5. Em que medida a criação de diversas associações em uma mesma área é produtiva para seu desenvolvimento?

As associações segmentadas refletem a natureza do próprio campo, que é multifacetado na sua origem. Até a década de 60 do século passado, as áreas de jornalismo, cinema, publicidade, rádio, televisão eram autônomas, a um só tempo cooperativas e competitivas. O campo da comunicação começou a ser implementado na década de 70, mesmo assim de forma gradual, apesar das políticas autoritárias remanescentes da ditadura militar. No setor produtivo, essa ramificação corporativa permanece até hoje. Foi no espaço universitário que aconteceu a pulverização das diferenças, como, por exemplo, a instituição do curso de comunicação no ensino de graduação, reduzindo a meras habilitações carreiras tradicionais vinculadas a profissões regulamentadas.

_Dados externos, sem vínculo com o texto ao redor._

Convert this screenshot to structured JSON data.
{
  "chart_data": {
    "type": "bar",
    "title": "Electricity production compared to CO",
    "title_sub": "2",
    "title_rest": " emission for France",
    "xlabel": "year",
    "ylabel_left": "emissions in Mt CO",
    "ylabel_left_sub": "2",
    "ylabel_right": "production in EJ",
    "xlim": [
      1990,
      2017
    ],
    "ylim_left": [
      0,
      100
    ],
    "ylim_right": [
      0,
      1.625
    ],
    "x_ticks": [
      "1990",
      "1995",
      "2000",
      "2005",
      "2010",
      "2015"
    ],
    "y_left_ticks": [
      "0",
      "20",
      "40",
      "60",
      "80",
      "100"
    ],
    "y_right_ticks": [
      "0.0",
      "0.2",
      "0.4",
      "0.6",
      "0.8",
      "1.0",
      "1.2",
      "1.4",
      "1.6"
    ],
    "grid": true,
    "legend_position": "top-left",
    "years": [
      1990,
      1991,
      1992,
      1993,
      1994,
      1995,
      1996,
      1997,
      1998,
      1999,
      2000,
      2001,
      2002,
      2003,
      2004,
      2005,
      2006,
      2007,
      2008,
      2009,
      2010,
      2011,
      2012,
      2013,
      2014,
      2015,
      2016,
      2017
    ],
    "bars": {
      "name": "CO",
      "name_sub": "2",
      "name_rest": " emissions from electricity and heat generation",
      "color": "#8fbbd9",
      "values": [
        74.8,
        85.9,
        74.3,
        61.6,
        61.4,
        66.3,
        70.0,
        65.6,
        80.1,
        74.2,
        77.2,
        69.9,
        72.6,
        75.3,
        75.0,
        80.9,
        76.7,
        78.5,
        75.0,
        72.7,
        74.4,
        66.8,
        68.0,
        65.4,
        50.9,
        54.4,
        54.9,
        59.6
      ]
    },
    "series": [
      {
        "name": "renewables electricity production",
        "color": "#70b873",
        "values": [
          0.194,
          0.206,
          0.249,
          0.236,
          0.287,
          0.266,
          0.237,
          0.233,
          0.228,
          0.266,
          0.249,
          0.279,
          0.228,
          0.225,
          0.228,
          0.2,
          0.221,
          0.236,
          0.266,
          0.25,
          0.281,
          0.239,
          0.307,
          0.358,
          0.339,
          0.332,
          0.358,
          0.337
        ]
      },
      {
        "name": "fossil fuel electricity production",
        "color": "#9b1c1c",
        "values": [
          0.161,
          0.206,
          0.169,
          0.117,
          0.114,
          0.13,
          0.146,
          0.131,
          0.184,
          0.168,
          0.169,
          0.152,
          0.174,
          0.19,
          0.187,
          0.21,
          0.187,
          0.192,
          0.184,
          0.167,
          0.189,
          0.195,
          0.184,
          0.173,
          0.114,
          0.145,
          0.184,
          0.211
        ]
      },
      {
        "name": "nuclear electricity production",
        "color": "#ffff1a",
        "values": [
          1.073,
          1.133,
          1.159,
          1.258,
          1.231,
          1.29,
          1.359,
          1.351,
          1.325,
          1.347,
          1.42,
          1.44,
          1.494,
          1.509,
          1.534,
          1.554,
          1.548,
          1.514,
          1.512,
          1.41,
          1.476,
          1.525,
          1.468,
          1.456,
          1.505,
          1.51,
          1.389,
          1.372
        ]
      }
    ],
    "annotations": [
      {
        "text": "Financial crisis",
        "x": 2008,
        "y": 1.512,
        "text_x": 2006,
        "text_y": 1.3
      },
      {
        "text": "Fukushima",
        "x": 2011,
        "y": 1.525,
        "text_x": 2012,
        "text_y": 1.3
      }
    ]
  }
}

O agravamento das tensões ocorreu na pós-graduação e na pesquisa, espaço que passou a ser monitorado por acadêmicos oriundos dos campos conexos e nem sempre dispostos a compreender a natureza multifacetada da comunicação. Essa geração adotou atitudes corporativas, até mesmo para justificar a sua presença na área adventícia. Sentindo-se ameaçadas pelos pares situados em segmentos específicos, suas lideranças conduziram a um beco quase sem saída, garantindo os escassos recursos destinados à pesquisa para os chamados “teóricos”, cabendo aos “práticos” as migalhas orçamentárias. Esse conflito gerou o movimento aparentemente separatista que vem fortalecendo as micro-corporações acadêmicas que a SOCICOM tenta aglutinar. Confiamos na possibilidade de superação desses antagonismos, cuja persistência só contribui para fragilizar as ciências da comunicação dento da comunidade científica nacional.